After eight (really sixteen) volumes you’d think that “Prison School’s” schtick would be firmly established by now.  The boys act like knuckleheads -- maybe one gets caught with his dick out, the girls embarrass themselves in dealing with the boys -- maybe one gets caught hanging from a doorknob by her panties, and everything is dealt with in a straight-faced fashion that only highlights the absurdity of it all.  Mangaka Akira Hiramoto has done a better than expected job of topping himself when it comes to putting his characters in progressively more ridiculous situations up to this point. For volume nine, however, he takes a jump to the left into a different genre entirely for the first third of its length.  That’s right people, get ready for “Prison School: The Psychosexual Thriller!”

Vol. 8 left off on a cliffhanger that had Mari stating to student council president Kate that she had already escaped the confines of the prison.  While Kate doesn’t believe it at first, she’s quickly informed about some physical evidence around the girls’ dorm that indicates someone may have found a way into her room.  Not about to let Mari off the hook, Kate handcuffs the two of them together and takes her captive back to her room. There, she hopes to verify that the thing she stole from Mari is still in its place.  Yet it turns out that’s only the beginning of her nightmare…

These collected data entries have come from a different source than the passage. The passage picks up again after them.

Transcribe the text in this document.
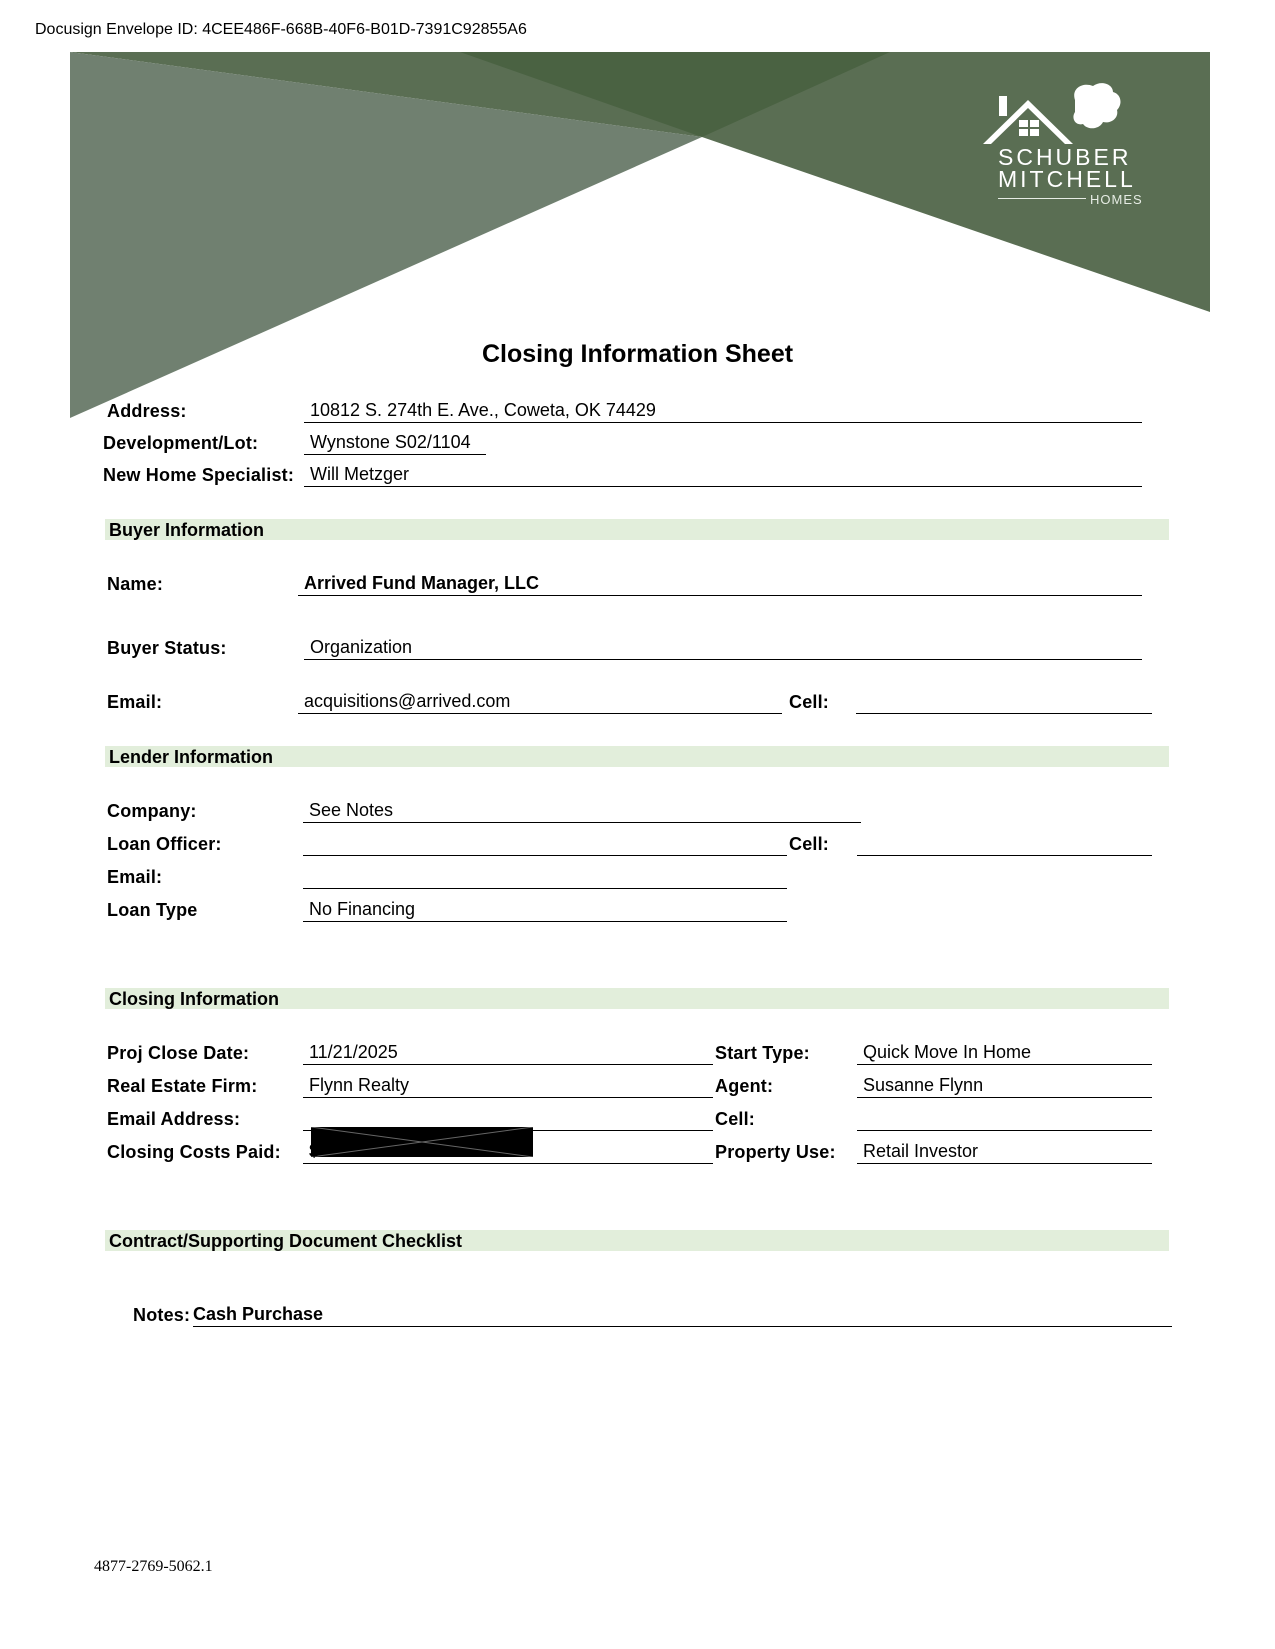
Docusign Envelope ID: 4CEE486F-668B-40F6-B01D-7391C92855A6
SCHUBER
MITCHELL
HOMES
Closing Information Sheet
Address:	10812 S. 274th E. Ave., Coweta, OK 74429
Development/Lot:	Wynstone S02/1104
New Home Specialist: Will Metzger
Buyer Information
Name:	Arrived Fund Manager, LLC
Buyer Status:	Organization
Email:	acquisitions@arrived.com	Cell:
Lender Information
Company:	See Notes
Loan Officer:	Cell:
Email:
Loan Type	No Financing
Closing Information
Proj Close Date:	11/21/2025	Start Type:	Quick Move In Home
Real Estate Firm:	Flynn Realty	Agent:	Susanne Flynn
Email Address:	Cell:
Closing Costs Paid:	$	Property Use:	Retail Investor
Contract/Supporting Document Checklist
Notes: Cash Purchase
4877-2769-5062.1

While there are hints of the series’ usual ridiculousness -- Kiyoshi laughing maniacally just to keep the drama going, cut-aways to Risa’s efforts to break down the door to the boys’ room -- the duel of wits between Mari and Kate is played for maximum tension.  Kate may have the upper hand due to her authority as student council president, but Mari is holding all of the cards in this particular scenario. It’s riveting to watch as she slowly strips away Kate’s confidence one carefully worded revelation at a time.

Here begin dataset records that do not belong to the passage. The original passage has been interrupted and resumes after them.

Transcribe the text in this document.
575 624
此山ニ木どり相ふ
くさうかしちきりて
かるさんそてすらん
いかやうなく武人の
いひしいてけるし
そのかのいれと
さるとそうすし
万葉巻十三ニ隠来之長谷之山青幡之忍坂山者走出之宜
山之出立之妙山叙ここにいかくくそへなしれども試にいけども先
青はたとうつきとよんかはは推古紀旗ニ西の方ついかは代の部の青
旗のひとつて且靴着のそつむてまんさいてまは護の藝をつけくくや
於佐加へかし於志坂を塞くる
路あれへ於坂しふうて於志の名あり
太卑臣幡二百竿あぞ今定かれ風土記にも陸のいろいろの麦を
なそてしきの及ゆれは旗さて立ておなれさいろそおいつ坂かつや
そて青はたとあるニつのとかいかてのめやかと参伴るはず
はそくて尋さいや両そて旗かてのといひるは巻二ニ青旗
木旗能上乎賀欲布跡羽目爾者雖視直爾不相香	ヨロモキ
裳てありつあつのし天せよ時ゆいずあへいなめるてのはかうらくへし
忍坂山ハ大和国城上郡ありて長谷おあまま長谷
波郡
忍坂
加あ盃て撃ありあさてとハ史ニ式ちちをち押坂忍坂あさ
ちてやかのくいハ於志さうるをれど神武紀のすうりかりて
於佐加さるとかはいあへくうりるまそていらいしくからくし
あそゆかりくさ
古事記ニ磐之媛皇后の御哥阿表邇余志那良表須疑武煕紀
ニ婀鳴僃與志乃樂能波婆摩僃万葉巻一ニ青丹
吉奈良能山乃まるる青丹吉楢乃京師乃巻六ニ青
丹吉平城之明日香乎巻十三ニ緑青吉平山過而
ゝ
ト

It may appear that Mari’s initial goal is to get under Kate’s skin, but she eventually reveals that her plan includes rubbing against it as well.  Ridiculous fanservice has been this title’s stock-in-trade since the start, but what happens between the two girls here really doesn’t feel like that.  I can’t deny that there isn’t some pandering to “Prison School’s” almost exclusively (well, I’d imagine) male readership with what goes on here, but the tone feels all wrong for these scenes to be written off as just that.  Even if Kate is the villain in this series, it still feels creepy and unsettling to see Mari twist her obsession and desire in a way that suits her own ends. It’s probably the one time T&A in this series hasn’t been deployed for the reader’s enjoyment.


As I mentioned, this sequence only takes up the first third of the volume.  Things revert to normal, for “Prison School” anyway, in the following two thirds as the boys and girls find themselves having to team up to fight an Andre-riding Risa in a shoulder-wars battle, Mari’s dad running a gamut of soap-opera tropes as he tries to make it back to the school, and Kiyoshi and Hana trying to settle their watersports-related issues once and for all.  It’s as good as you’d expect, with that last bit leading to an unexpected cliffhanger.


Yet it’s hard to get fully invested in the title’s business as usual after that first third.  It’s not just that it was such a departure from the kind of business “Prison School” usually engages in, but it was a really effective one at that.  One has to wonder if the grind was getting to Hiramoto and he did this as an exercise to help sustain his interest as the arc moves into its final phase.  Longtime readers should be aware that we’ve got at least five more volumes to go (and one major status quo shift according to what I’ve been spoiled for) so the mangaka has plenty of room to experiment if he wants to.  After this, I wouldn’t be adverse to seeing more tonal departures like this as the series goes on.